In the meantime, says Ryan, mergers are in the offing, possibly starting in 2006. "BMS has a poison pill in the Plavix litigation because no one knows if Plavix stays or goes. Once the litigation is decided, BMS would likely be taken over, maybe by Glaxo. Merck could merge with Schering-Plough. Novartis and Wyeth. There are lots of combinations."

THE PhRMA VIEW

I'm telling my colleagues at PhRMA to enjoy the holiday in December because when the new year begins, they're going to be busy.

Billy Tauzin

Not long ago, the Partnership for Patient Assistance (PPA) matched its millionth patient with an assistance program providing free or nearly free medication. But millions of uninsured Americans still need help, and PPA is in for the long haul.

We will also continue to educate patients and healthcare professionals about the role of direct-to-consumer advertising in patient education and about industry efforts to enhance the value of ads.

In Congress, we will work with lawmakers to promote access to safe, affordable medicines. We will continue to oppose legislation, such as risky importation bills, that threaten the safety of consumers and impede access to needed medicines.

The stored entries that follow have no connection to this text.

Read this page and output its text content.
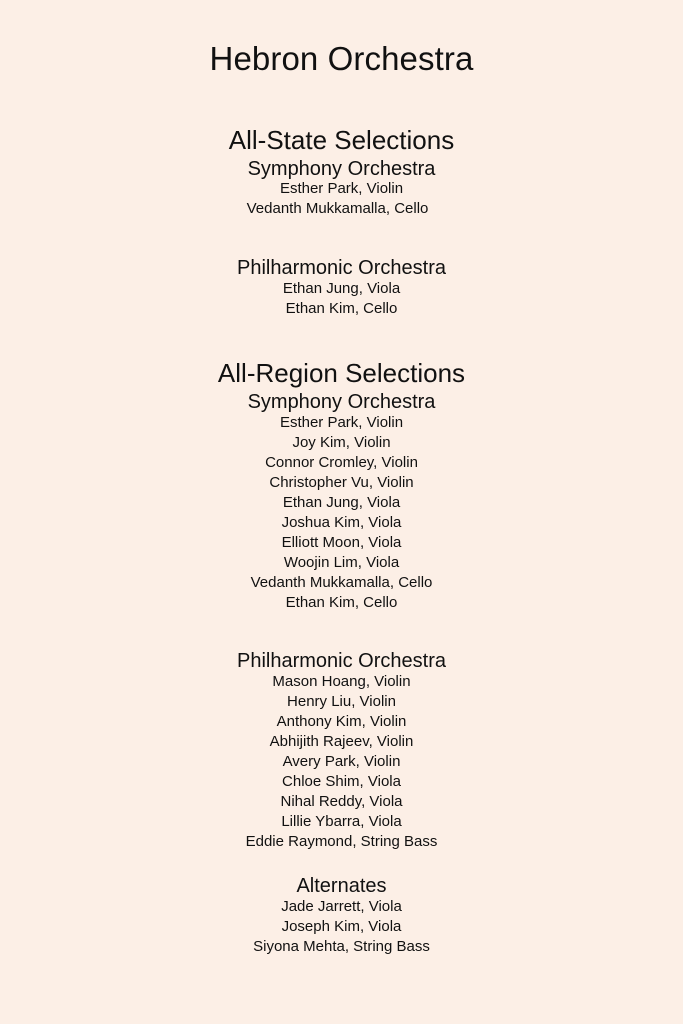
Hebron Orchestra
All-State Selections
Symphony Orchestra
Esther Park, Violin
Vedanth Mukkamalla, Cello
Philharmonic Orchestra
Ethan Jung, Viola
Ethan Kim, Cello
All-Region Selections
Symphony Orchestra
Esther Park, Violin
Joy Kim, Violin
Connor Cromley, Violin
Christopher Vu, Violin
Ethan Jung, Viola
Joshua Kim, Viola
Elliott Moon, Viola
Woojin Lim, Viola
Vedanth Mukkamalla, Cello
Ethan Kim, Cello
Philharmonic Orchestra
Mason Hoang, Violin
Henry Liu, Violin
Anthony Kim, Violin
Abhijith Rajeev, Violin
Avery Park, Violin
Chloe Shim, Viola
Nihal Reddy, Viola
Lillie Ybarra, Viola
Eddie Raymond, String Bass
Alternates
Jade Jarrett, Viola
Joseph Kim, Viola
Siyona Mehta, String Bass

We are watching developments in the states, as governors and legislatures grapple with how to balance their budgets and still provide quality healthcare, education, and other important services. Unfortunately, some states focus too narrowly on cuts in prescription drug spending, which in Medicaid will account for only 3 percent of total program costs after many patients start receiving drug coverage under Part D of Medicare. Limiting Medicaid patients' access to medicines hurts America's poorest and most vulnerable citizens—and in the long run, may drive healthcare expenses up, as patients are deprived of medicines they need to lead productive, healthy lives.

On the international stage, we will address healthcare reform in Japan, continuing cost containment pressure in Europe, and a serious lack of understanding in such nations as China, India, and Brazil about the value of intellectual property patents in local economic development and in helping tens of millions of patients receive medicines they desperately need.

On the regulatory front, PhRMA is concerned that patients might not receive the newest medicines in a timely manner if FDA does not maintain a balanced focus on benefits and risks. The agency has the world's best drug safety record, with fewer than 3 percent of medicines having been withdrawn from the market for safety reasons over the last 20 years.

We will leave no stone unturned in our effort to ensure that our companies have the environment necessary to continue developing new medicines that help people around the world by saving lives.